Negative pressure wound therapy (NPWT) is a simple and efficient treatment to promote healing in a variety of complicated wounds.[12] NPWT, also called vacuum-assisted wound closure, refers to wound dressing systems that continuously or intermittently apply subatmospheric pressure to the wound, resulting in the application of negative pressure to the surface of a wound, and the placing of a porous dressing in direct contact with the wound, with a drain attached to the vacuum device.[13] NPWT has become a popular treatment modality for the management of many acute and chronic wounds and has been postulated to modulate the inflammatory response caused by soluble factors, such as inflammatory cytokines, collagenases, and elastases, and to accelerate the reduction in local inflammation.[14]

The effects of NPWT on healing are attributable to primary and secondary mechanisms. The primary mechanisms include macro- and micro-deformation of the wound, tissue fluid removal, and changes in the wound environment, and the secondary mechanisms include hemostasis, inflammation control, cellular responses (eg, division, migration, and angiogenesis), formation of granulation tissues, peripheral nerve reactions, and decreased bioburden. NPWT improves regional blood flow and reduces bacterial proliferation, thereby limiting the opportunity for infection. At the cellular level, NPWT facilitates collagen synthesis, angiogenesis, and formation of granulation tissues.[1517] Moreover, conventional wound dressing changes must be frequently undertaken, whereas NPWT requires a dressing change every 48 to 72 hours, thus reducing clinical staff workload.[13]

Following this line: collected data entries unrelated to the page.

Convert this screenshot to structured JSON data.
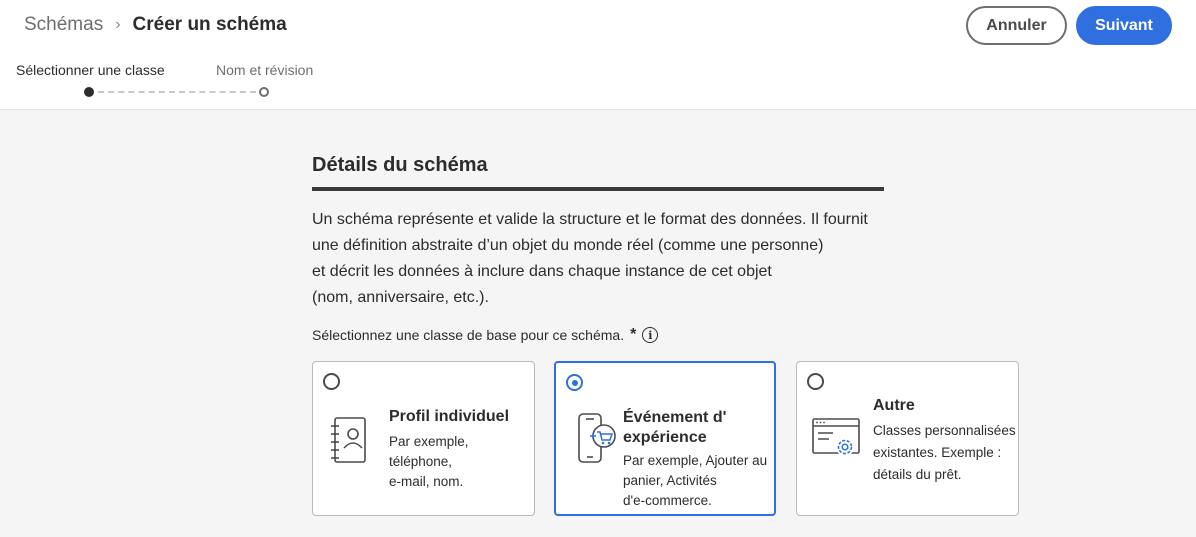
{
  "breadcrumb": {
    "parent": "Schémas",
    "separator": "›",
    "current": "Créer un schéma"
  },
  "actions": {
    "cancel_label": "Annuler",
    "next_label": "Suivant"
  },
  "steps": [
    {
      "label": "Sélectionner une classe",
      "state": "active"
    },
    {
      "label": "Nom et révision",
      "state": "pending"
    }
  ],
  "section": {
    "title": "Détails du schéma",
    "description_lines": [
      "Un schéma représente et valide la structure et le format des données. Il fournit",
      "une définition abstraite d’un objet du monde  réel (comme une personne)",
      "et décrit les données à inclure dans chaque instance de cet objet",
      "(nom, anniversaire, etc.)."
    ],
    "class_prompt": "Sélectionnez une classe de base pour ce schéma.",
    "required_marker": "*",
    "info_symbol": "i"
  },
  "classes": [
    {
      "title_lines": [
        "Profil individuel"
      ],
      "desc_lines": [
        "Par exemple,",
        "téléphone,",
        "e-mail, nom."
      ],
      "icon": "contact-book-icon",
      "selected": false
    },
    {
      "title_lines": [
        "Événement d'",
        "expérience"
      ],
      "desc_lines": [
        "Par exemple, Ajouter au",
        "panier, Activités",
        "d'e-commerce."
      ],
      "icon": "mobile-cart-icon",
      "selected": true
    },
    {
      "title_lines": [
        "Autre"
      ],
      "desc_lines": [
        "Classes personnalisées",
        "existantes. Exemple :",
        "détails du prêt."
      ],
      "icon": "window-gear-icon",
      "selected": false
    }
  ],
  "colors": {
    "accent": "#2f6fe0",
    "text": "#2c2c2c",
    "muted": "#6e6e6e",
    "background": "#f5f5f5"
  }
}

A complementary model, wherein many elements of wound healing are more clearly delineated, has recently been presented; in this model, the wound healing process is divided into 2 main stages: the early phase and the cellular phase. The early phase occurs within the first 24 hours after injury and is followed by the cellular phase.[18] We hypothesized that the application of NPWT as early as possible in the ED would promote wound healing and prevent necrosis in snakebite wounds; we defined ultra-early application of NPWT as an application of NPWT within 24 hours after a snakebite. Accordingly, this retrospective cohort study aimed to determine the effects of ultra-early application of NPWT on snakebites by retrospectively comparing the incidence of necrosis and wound healing quality between patients who did and did not receive NPWT.

2. Methods

2.1. Study design and setting

This retrospective study included victims of snakebites who visited the ED of Chungnam National University Hospital, a university-affiliated 1365-bed care referral center in Daejeon, Korea, from March 2015 to February 2020. Hospital admission criteria were defined as follows: snakebite injury and symptoms such as hemorrhagic bullae, swelling, and necrosis. During the study period, the management of patients with snakebites changed from conventional methods to ones that included adjunctive NPWT. In detail, conventional treatment methods were used for patients who visited the ED from March 2015 to June 2018, and NPWT was added as a treatment method for patients who visited from July 2018 to February 2020. The effects of this transition on wound healing outcomes were analyzed. This study was approved by the Institutional Review Board (CNUH 2019–12-034).

2.2. Participants

The inclusion criteria for this study were:

  • (1)

    a confirmed diagnosis of envenomation from a snakebite within 24 hours;

  • (2)

    progressive worsening of the swelling extremity; local effect scores were used to evaluate swelling and ecchymosis, and patients with a total score ≥3 in both categories were included[19]; and

  • (3)

    the presence of hemorrhagic bullae.

The exclusion criteria were:

  • (1)

    persons who had a mental illness diagnosed according to the ICD-10 criteria or those who did not cooperate with treatment even if not diagnosed with any mental illness;

  • (2)

    currently breastfeeding or pregnant;

  • (3)

    refusal of hospitalization; and

  • (4)

    patients with mild symptoms (eg, patients with fang wounds, but without swelling, bullae, or necrosis).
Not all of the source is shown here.